Разворачивание инновационной модели развития – актуальная
задача для всех развитых и развивающихся стран. Фактически речь идет даже не
столько об использовании результатов научного труда в индустрии (это было
актуально во все времена), сколько о создании системы становления новых
технологических производств со скоростью, обгоняющей общемировые темпы
появления и внедрения инноваций. Инновационный путь развития – это, прежде
всего, инновации в управлении экономикой, которая стимулируется к обновлению
производств в том темпе, в котором формируются новые приоритеты и потребности
общества и потребителей.
Говоря же об «инновационном сценарии для России» зачастую роль национальных инновационных систем (НИС) сводят к задаче поддержки и развития предложения новых технологий. Идет фокусировка на процессах поддержки ученых, инноваторов, первичных структур продвижения и развития новых технологий (венчурных и посевных фондов, системных научных инвесторов). Однако ни одна из этих структур не концентрируется на задаче определения собственно потребностей в инновациях – потребностей в изменениях, в появлении новых продуктов, ниш, услуг, – то есть на проблемах потребителя инноваций, а не их производителя. Этот крен и приводит к тому, что, сколько бы ни рос объем капиталовложений в создание новых технологий, их внедрение и доведение до рынка провисает.

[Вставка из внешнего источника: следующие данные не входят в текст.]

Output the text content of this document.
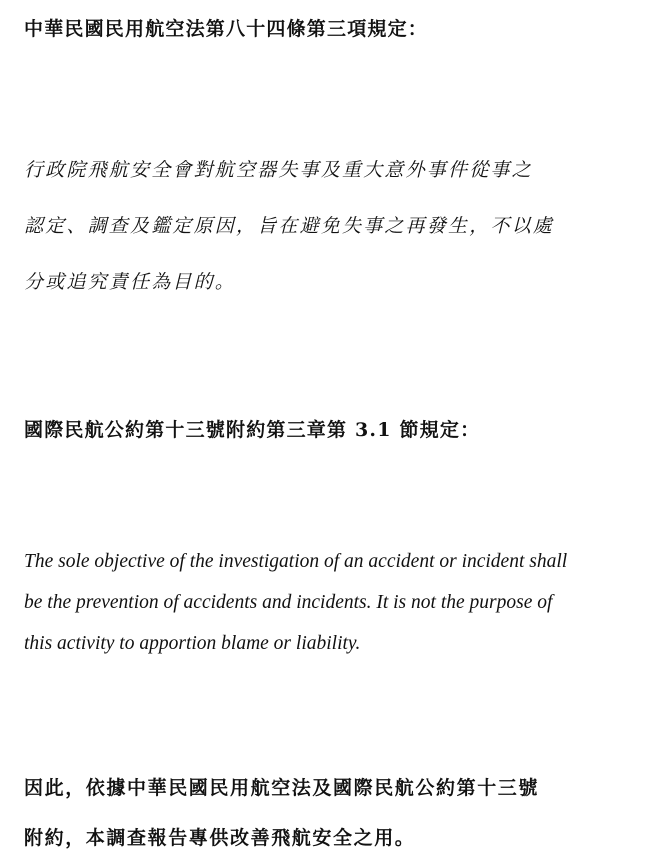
中華民國民用航空法第八十四條第三項規定：
行政院飛航安全會對航空器失事及重大意外事件從事之
認定、調查及鑑定原因，旨在避免失事之再發生，不以處
分或追究責任為目的。
國際民航公約第十三號附約第三章第 3.1 節規定：
The sole objective of the investigation of an accident or incident shall
be the prevention of accidents and incidents. It is not the purpose of
this activity to apportion blame or liability.
因此，依據中華民國民用航空法及國際民航公約第十三號
附約，本調查報告專供改善飛航安全之用。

Источником этой проблемы является попытка заимствования части инструментария в отрыве от полноценного анализа всей системы циркуляции знаний и идей. Основным мотором формирования продаж и спроса является частный сектор или государственные институты (например, формирующие национальное здравоохранение, образование и иные инфраструктуры). Именно поиск оптимальных решений для реализации бизнес-задач (расширения ниш, повышения рентабельности, производительности труда и т.п.) является основой для привлечения инноваций. В большинстве случаев бизнес самостоятельно находит интересные ему научные решения и изобретения в ситуации, когда их внедрение сулит больше выгод, чем продолжение наращивания существующих мощностей. В некоторых случаях государство как институт развития также осуществляет внедрение за счет собственных резервов (вплоть до создания новых индустрий). Но других моторов внедрения инноваций нет.
Что же происходит сейчас в России? Формируется большое количество инфраструктур (РОСНАНО, РВК, различные ФЦП), направленных на содействие внедрению инноваций и новых технологий. Но во всех случаях в фокусе первичного внимания оказывается изобретение, технология, иными словами интеллектуальный продукт. Решается вопрос, «как» его продвигать, – но практически не ставится вопрос «зачем». Каков рыночный потенциал от появления нового продукта, и каковы силы, препятствующие или способствующие его продвижению? Этот анализ не только не проводится – он, как правило, и не ставится как задача. Забывается и само понятие «критических» технологий, внедрение которых настолько трансформирует рынки, что вся совокупность действующих игроков будет стараться не допустить их внедрения всеми имеющимися способами.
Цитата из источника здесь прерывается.